String input = "tes{}tR{R{abc}aD{mnoR{xyz}}}";
String regex = "[A-Z][{][^{}]+[}]";
findAllMatches(input, regex, null);

Returns:

R{abc}
R{xyz}
D{mnoR{xyz}}
R{R{abc}aD{mnoR{xyz}}}
Kobi

Balancing groups in .Net regular expressions give you control over exactly what to capture, and the .Net regex engine keeps a full history of all captures of the group (unlike most other flavors that only capture the last occurrence of each group).

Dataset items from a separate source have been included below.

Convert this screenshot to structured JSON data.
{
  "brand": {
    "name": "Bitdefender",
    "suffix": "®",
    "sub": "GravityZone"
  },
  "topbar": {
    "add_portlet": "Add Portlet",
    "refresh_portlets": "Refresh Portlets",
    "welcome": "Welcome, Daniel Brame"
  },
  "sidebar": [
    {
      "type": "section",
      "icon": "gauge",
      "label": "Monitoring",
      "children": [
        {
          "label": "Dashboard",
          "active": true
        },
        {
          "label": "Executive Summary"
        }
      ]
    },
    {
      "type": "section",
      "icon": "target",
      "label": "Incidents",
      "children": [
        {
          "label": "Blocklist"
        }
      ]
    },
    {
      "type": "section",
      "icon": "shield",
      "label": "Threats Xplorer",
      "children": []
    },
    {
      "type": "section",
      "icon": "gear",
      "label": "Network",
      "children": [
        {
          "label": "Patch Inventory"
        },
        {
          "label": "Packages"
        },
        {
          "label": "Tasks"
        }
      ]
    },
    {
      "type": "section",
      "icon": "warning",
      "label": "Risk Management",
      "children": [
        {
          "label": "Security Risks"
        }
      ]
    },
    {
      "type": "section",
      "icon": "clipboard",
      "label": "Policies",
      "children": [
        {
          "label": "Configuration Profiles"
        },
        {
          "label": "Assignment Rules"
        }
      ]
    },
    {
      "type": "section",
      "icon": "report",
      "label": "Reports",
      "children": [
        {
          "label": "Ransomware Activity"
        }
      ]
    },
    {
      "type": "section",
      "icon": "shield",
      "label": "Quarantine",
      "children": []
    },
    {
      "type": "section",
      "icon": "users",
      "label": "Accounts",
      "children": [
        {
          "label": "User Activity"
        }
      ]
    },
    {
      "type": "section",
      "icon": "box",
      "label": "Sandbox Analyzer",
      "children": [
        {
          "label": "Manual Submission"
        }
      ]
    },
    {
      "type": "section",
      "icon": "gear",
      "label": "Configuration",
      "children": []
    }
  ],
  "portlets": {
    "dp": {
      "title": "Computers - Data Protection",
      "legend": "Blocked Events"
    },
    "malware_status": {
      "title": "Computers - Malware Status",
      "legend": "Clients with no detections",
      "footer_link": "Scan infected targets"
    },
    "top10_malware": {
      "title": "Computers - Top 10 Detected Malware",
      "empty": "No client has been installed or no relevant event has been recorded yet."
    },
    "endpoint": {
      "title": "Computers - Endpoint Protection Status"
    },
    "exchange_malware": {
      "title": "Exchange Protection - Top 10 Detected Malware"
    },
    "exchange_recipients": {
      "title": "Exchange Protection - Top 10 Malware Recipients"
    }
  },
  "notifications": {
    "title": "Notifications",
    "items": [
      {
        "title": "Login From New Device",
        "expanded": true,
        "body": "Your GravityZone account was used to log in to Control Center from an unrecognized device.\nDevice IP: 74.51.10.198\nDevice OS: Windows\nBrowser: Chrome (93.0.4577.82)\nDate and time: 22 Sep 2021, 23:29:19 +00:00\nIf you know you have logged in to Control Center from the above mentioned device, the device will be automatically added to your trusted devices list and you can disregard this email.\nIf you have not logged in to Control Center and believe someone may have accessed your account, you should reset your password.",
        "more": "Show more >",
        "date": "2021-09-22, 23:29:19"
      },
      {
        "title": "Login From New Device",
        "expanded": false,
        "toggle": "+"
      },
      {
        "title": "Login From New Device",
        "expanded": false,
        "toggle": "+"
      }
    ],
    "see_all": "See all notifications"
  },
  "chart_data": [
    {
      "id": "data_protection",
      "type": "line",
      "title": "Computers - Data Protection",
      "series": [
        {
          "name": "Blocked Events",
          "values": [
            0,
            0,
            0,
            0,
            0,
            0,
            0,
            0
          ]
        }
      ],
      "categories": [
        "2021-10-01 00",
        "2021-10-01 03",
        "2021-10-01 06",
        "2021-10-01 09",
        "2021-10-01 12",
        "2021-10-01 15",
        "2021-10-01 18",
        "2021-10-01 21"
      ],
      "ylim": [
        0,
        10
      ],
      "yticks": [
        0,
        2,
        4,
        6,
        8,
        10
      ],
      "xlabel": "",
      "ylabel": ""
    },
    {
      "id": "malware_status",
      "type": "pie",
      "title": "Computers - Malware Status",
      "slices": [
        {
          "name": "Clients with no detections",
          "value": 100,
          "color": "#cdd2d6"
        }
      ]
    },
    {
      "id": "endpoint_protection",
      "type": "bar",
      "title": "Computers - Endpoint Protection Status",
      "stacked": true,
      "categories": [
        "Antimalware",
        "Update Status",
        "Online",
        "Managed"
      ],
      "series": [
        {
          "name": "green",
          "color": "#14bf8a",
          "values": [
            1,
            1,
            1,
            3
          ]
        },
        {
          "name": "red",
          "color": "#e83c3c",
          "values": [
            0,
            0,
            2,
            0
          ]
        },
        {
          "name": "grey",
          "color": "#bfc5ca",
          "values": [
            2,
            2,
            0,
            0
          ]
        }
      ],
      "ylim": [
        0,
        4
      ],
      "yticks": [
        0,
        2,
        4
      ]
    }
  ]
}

The MSDN example is a little too complicated. A simpler approach for matching nestes structures would be:

(?>
    (?<O>)\p{Lu}\{   # Push to the O stack, and match an upper-case letter and {
    |                # OR
    \}(?<-O>)        # Match } and pop from the stack
    |                # OR
    \p{Ll}           # Match a lower-case letter
)+
(?(O)(?!))        # Make sure the stack is empty

or in a single line:

(?>(?<O>)\p{Lu}\{|\}(?<-O>)|\p{Ll})+(?(O)(?!))

Working example on Regex Storm

In your example it also matches the "tes" at the start of the string, but don't worry about that, we're not done.

With a small correction we can also capture the occurrences between the R{...} pairs:

(?>(?<O>)\p{Lu}\{|\}(?<Target-O>)|\p{Ll})+(?(O)(?!))

Each Match will have a Group called "Target", and each such Group will have a Capture for each occurrences - you only care about these captures.